France insists battle for post-Brexit banking jobs isn’t over

President Emmanuel Macron preparing to cut taxes and overhaul French labour law

Macron’s action to reform the job market is seen as critical

Macron’s action to reform the job market is seen as critical


France’s financial lobby insists the battle for post-Brexit banking jobs isn’t over

Leaders of big European and global banks including JPMorgan Chase chief executive Jamie Dimon and HSBC Holdings’ Stuart Gulliver are meeting in the French capital on Tuesday to discuss the future of banking in Europe.

Prime Minister Edouard Philippe, who last week announced three finance-friendly initiatives, will give the keynote speech to the annual forum organized by Paris Europlace, its main financial lobby group, in an attempt to win business from London.

Until now, stiff firing and hiring rules, a reputation for high taxes and a spike in political risk during this year’s presidential election held back Paris’s efforts to win jobs as the UK prepares to quit the European Union.

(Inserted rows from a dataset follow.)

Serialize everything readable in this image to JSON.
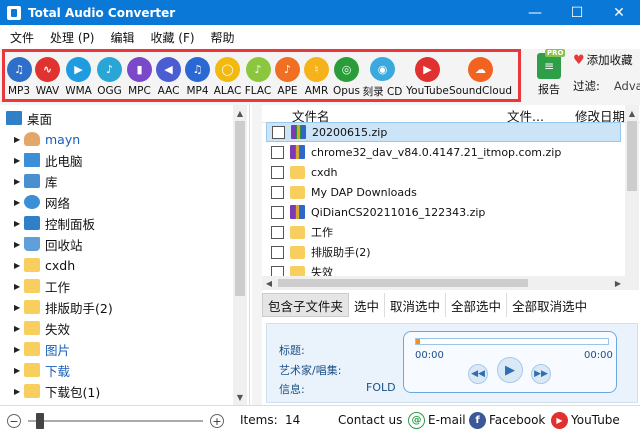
{
  "window": {
    "title": "Total Audio Converter",
    "minimize": "—",
    "maximize": "☐",
    "close": "✕"
  },
  "menu": [
    "文件",
    "处理 (P)",
    "编辑",
    "收藏 (F)",
    "帮助"
  ],
  "formats": [
    {
      "label": "MP3",
      "color": "#2f6fc9",
      "glyph": "♫"
    },
    {
      "label": "WAV",
      "color": "#e0322f",
      "glyph": "∿"
    },
    {
      "label": "WMA",
      "color": "#1f9be0",
      "glyph": "▶"
    },
    {
      "label": "OGG",
      "color": "#2aa6d6",
      "glyph": "♪"
    },
    {
      "label": "MPC",
      "color": "#7a48c8",
      "glyph": "▮"
    },
    {
      "label": "AAC",
      "color": "#4a5ed1",
      "glyph": "◀"
    },
    {
      "label": "MP4",
      "color": "#2b68d4",
      "glyph": "♫"
    },
    {
      "label": "ALAC",
      "color": "#f2b90f",
      "glyph": "◯"
    },
    {
      "label": "FLAC",
      "color": "#8cc63f",
      "glyph": "♪"
    },
    {
      "label": "APE",
      "color": "#f06f22",
      "glyph": "♪"
    },
    {
      "label": "AMR",
      "color": "#f6b21b",
      "glyph": "♮"
    },
    {
      "label": "Opus",
      "color": "#2a9d3a",
      "glyph": "◎"
    },
    {
      "label": "刻录 CD",
      "color": "#3aa9de",
      "glyph": "◉"
    },
    {
      "label": "YouTube",
      "color": "#e03030",
      "glyph": "▶"
    },
    {
      "label": "SoundCloud",
      "color": "#f26322",
      "glyph": "☁"
    }
  ],
  "toolbar": {
    "report_label": "报告",
    "pro_badge": "PRO",
    "add_favorite": "添加收藏",
    "filter_label": "过滤:",
    "filter_value": "Adva"
  },
  "tree": [
    {
      "label": "桌面",
      "icon": "desk",
      "indent": 0,
      "arrow": "",
      "blue": false
    },
    {
      "label": "mayn",
      "icon": "user",
      "indent": 1,
      "arrow": "▶",
      "blue": true
    },
    {
      "label": "此电脑",
      "icon": "pc",
      "indent": 1,
      "arrow": "▶",
      "blue": false
    },
    {
      "label": "库",
      "icon": "lib",
      "indent": 1,
      "arrow": "▶",
      "blue": false
    },
    {
      "label": "网络",
      "icon": "net",
      "indent": 1,
      "arrow": "▶",
      "blue": false
    },
    {
      "label": "控制面板",
      "icon": "cp",
      "indent": 1,
      "arrow": "▶",
      "blue": false
    },
    {
      "label": "回收站",
      "icon": "bin",
      "indent": 1,
      "arrow": "▶",
      "blue": false
    },
    {
      "label": "cxdh",
      "icon": "folder",
      "indent": 1,
      "arrow": "▶",
      "blue": false
    },
    {
      "label": "工作",
      "icon": "folder",
      "indent": 1,
      "arrow": "▶",
      "blue": false
    },
    {
      "label": "排版助手(2)",
      "icon": "folder",
      "indent": 1,
      "arrow": "▶",
      "blue": false
    },
    {
      "label": "失效",
      "icon": "folder",
      "indent": 1,
      "arrow": "▶",
      "blue": false
    },
    {
      "label": "图片",
      "icon": "folder",
      "indent": 1,
      "arrow": "▶",
      "blue": true
    },
    {
      "label": "下载",
      "icon": "folder",
      "indent": 1,
      "arrow": "▶",
      "blue": true
    },
    {
      "label": "下载包(1)",
      "icon": "folder",
      "indent": 1,
      "arrow": "▶",
      "blue": false
    }
  ],
  "file_list": {
    "columns": [
      "文件名",
      "文件...",
      "修改日期"
    ],
    "rows": [
      {
        "name": "20200615.zip",
        "type": "zip",
        "selected": true
      },
      {
        "name": "chrome32_dav_v84.0.4147.21_itmop.com.zip",
        "type": "zip",
        "selected": false
      },
      {
        "name": "cxdh",
        "type": "folder",
        "selected": false
      },
      {
        "name": "My DAP Downloads",
        "type": "folder",
        "selected": false
      },
      {
        "name": "QiDianCS20211016_122343.zip",
        "type": "zip",
        "selected": false
      },
      {
        "name": "工作",
        "type": "folder",
        "selected": false
      },
      {
        "name": "排版助手(2)",
        "type": "folder",
        "selected": false
      },
      {
        "name": "失效",
        "type": "folder",
        "selected": false
      }
    ]
  },
  "selection_buttons": [
    "包含子文件夹",
    "选中",
    "取消选中",
    "全部选中",
    "全部取消选中"
  ],
  "info": {
    "title_label": "标题:",
    "artist_label": "艺术家/唱集:",
    "info_label": "信息:",
    "info_value": "FOLD",
    "time_start": "00:00",
    "time_end": "00:00",
    "progress": 0.02
  },
  "status": {
    "zoom_minus": "−",
    "zoom_plus": "+",
    "items_label": "Items:",
    "items_count": "14",
    "contact": "Contact us",
    "email": "E-mail",
    "facebook": "Facebook",
    "youtube": "YouTube"
  }
}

While Frankfurt and Dublin have garnered several relocation commitments, HSBC is the only major international bank that has publicly expressed a preference for Paris.

But French politicians and executives say they have more cards to play as president Emmanuel Macron, a former investment banker, prepares to cut taxes and overhaul French labour law.

“There is still a cultural revolution to be led,” to attract foreign financiers and investors, finance minister Bruno Le Maire said last week. “Brexit represents a historic opportunity to make Paris a global financial centre.”

While banks including Standard Chartered and Nomura Holdings have picked Frankfurt as their new EU base, any flow of jobs out of London is likely to be slow and scattered across several cities, meaning that Paris, home of four systemic lenders and a large asset-management industry, can get a slice of the pie, said Arnaud de Bresson, Paris Europlace’s managing director.

Paris is hoping to lure 20,000 jobs from the UK as firms seek EU locations to secure continued market access to the bloc, according to Paris Europlace.

HSBC, which has a French retail bank, has said it may relocate as many as 1,000 traders to the French capital. JPMorgan, the US’s largest bank, plans to move hundreds of London-based bankers to Dublin, Frankfurt and Luxembourg “in the short term,” Daniel Pinto, head of its investment bank, said in May.

Paris ranks 29th on the ranking of Global Financial Centres Index by Z/Yen Group, just above Casablanca and behind Munich. London tops the list, followed by New York and Singapore.

The index, which is updated every six months, was compiled from an on-line survey of more than 3,000 financial professionals and it also uses gauges in areas such as business environment, human capital and infrastructure.

Paris, long burdened by the French tax and labor-law systems, suffered an additional image blow when Francois Hollande, Macron’s predecessor, took power by calling finance his “enemy.”

Virtually all executives and bankers consider Macron’s election as shifting sentiment following last year’s Brexit referendum and as Donald Trump became president of the U.S. after campaigning on a protectionist promises. Macron’s action to reform the job market is seen as critical. Last month, a Brexit report from a committee at France’s senate warned that three bankers could be hired in Frankfurt for the cost of two in Paris.